Don't tell anyone, but sometimes, when I'm at the gym, I sneak a glance at the treadmill next to mine to see how many miles that other person is running. I love it when the StairMaster tells me I've climbed as high as the Taj Mahal. But nothing feels better than when the machine orders me to punch in my initials because I've burned more calories than anyone else that week (except for a person called LHM).
What makes us so attuned to physical competition — even against rivals we never meet? What makes us get emotionally invested in games we aren't a part of? Why do we fret about the fates of athletes we don't know?
Evidence suggests that our brains may be hard-wired for physical competitions because they tell us something about our place in the social pecking order.
A recent study suggests that winners of athletic contests feel more than pride at winning. They feel dominant over those they bested. Researchers at San Francisco State University used high-speed photography to examine the immediate reactions of competitors in Olympic medal matches in judo. In the milliseconds after victors realized they had won, they pumped their fists and puffed out their chests, postures associated with dominance.
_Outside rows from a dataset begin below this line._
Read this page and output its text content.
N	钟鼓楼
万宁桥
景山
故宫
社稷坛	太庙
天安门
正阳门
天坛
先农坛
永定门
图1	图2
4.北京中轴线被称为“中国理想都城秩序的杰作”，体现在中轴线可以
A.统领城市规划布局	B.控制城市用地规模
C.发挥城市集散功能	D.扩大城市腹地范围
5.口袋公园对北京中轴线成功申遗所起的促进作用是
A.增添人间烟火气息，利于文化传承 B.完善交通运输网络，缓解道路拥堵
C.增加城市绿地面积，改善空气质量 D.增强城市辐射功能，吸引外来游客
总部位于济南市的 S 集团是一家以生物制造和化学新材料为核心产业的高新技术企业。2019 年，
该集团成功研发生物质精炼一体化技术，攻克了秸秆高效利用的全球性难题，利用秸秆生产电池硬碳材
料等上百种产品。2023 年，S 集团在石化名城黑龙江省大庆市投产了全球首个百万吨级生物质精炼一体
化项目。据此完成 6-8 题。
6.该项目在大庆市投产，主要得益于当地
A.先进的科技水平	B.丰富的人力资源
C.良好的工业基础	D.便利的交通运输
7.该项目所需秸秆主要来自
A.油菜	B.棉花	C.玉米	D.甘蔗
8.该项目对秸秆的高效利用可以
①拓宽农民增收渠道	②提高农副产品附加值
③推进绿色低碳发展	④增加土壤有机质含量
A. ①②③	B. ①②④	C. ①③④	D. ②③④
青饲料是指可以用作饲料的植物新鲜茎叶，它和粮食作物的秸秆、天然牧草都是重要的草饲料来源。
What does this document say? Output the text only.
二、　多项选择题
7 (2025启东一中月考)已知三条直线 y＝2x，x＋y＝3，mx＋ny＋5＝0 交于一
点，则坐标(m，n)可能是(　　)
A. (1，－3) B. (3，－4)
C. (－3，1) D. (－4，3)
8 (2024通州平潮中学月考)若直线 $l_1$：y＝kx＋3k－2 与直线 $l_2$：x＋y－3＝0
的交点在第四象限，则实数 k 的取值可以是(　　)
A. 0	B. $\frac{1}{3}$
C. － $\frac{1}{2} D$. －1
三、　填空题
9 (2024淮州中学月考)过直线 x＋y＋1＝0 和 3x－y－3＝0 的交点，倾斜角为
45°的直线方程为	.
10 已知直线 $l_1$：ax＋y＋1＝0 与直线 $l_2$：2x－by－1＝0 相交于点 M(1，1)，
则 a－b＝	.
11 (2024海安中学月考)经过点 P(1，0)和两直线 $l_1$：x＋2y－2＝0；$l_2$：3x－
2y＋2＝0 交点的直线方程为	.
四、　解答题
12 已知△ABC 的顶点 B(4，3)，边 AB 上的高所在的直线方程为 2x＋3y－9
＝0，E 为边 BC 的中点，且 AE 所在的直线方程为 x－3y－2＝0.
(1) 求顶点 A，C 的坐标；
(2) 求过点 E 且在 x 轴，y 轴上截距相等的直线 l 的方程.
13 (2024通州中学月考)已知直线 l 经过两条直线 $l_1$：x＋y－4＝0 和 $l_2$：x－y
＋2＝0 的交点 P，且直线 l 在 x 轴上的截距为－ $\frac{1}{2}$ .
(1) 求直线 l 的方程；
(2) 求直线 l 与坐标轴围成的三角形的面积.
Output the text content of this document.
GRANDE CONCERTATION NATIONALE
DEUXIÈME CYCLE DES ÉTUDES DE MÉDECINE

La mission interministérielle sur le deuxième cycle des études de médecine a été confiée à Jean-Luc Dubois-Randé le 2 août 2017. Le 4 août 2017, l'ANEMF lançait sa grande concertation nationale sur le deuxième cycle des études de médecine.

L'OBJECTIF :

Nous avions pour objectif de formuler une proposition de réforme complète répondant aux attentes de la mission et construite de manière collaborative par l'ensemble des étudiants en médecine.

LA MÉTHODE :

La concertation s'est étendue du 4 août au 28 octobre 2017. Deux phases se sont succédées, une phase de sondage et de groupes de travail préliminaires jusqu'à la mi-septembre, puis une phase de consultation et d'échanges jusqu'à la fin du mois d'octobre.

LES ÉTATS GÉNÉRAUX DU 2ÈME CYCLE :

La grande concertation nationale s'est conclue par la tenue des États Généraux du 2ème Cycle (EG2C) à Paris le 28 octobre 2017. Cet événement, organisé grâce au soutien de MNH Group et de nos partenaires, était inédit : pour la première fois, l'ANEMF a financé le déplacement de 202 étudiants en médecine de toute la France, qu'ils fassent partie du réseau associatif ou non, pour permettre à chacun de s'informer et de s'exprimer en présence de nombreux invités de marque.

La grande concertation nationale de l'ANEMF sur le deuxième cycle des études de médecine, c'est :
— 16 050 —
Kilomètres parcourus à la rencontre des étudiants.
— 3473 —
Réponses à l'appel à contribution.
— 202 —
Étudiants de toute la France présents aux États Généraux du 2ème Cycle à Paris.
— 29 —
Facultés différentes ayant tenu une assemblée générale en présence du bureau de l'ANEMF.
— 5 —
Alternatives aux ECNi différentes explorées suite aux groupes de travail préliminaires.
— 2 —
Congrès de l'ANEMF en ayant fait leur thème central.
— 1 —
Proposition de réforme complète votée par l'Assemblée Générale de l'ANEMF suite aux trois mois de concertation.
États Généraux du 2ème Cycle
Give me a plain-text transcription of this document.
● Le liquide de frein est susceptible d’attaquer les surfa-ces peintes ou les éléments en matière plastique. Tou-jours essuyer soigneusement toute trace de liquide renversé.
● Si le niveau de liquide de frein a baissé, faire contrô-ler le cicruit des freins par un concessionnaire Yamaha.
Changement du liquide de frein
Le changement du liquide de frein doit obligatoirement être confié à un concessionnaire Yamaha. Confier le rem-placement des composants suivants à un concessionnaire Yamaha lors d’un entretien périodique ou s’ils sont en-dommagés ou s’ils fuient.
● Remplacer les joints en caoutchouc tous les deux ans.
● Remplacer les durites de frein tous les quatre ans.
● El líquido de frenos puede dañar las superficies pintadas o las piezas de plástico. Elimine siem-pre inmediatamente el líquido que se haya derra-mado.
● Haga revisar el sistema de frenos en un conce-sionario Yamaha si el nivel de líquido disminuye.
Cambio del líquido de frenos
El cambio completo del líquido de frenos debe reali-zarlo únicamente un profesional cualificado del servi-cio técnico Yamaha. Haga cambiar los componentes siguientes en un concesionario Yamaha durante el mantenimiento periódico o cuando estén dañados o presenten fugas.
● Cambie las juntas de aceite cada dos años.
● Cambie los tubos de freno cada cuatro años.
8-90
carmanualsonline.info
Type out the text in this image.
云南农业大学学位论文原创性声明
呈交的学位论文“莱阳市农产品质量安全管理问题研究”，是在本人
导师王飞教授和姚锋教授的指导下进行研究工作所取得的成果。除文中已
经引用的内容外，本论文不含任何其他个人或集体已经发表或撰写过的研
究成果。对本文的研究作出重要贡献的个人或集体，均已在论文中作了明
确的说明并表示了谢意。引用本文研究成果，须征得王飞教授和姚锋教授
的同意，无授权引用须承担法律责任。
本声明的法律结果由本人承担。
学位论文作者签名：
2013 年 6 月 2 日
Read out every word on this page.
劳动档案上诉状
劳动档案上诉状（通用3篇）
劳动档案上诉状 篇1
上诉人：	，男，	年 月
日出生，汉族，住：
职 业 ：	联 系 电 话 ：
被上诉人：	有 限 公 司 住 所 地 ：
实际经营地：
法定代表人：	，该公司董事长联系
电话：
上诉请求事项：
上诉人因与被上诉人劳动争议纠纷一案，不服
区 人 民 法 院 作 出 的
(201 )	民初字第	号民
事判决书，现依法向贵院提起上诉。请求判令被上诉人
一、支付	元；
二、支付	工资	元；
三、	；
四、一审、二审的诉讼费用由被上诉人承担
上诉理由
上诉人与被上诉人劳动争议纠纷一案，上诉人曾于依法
Losers tended to slouch and cover their faces — gestures related to submission and shame.
"People from all around the world did essentially the same configurations," said David Matsumoto, a psychology professor who co-authored the study with Hyisung Hwang. "When you find people from many different cultures doing the same things, you start to think there is something fundamentally human about it."
Stranger still, they found that victors from cultures where social status matters most — such as Eastern Europe or East Asia — made bigger displays of dominance than those from egalitarian societies. It shows that, on some level, winning in sports is about establishing oneself at the top of a social hierarchy. Victory gestures are an unconscious way to let everyone else know you're the boss.
The role of sport may even go beyond humanity. Male chimpanzees charge one another, shake their fists, and yell during contests over who holds the highest rank. These displays of physical prowess rarely involve actual violence. The show of superior power — that one chimp could kill a rival if he wanted to — is enough.
If sports are a nonviolent way to determine the social pecking order, then it explains why nations invest so much in the Olympic Games.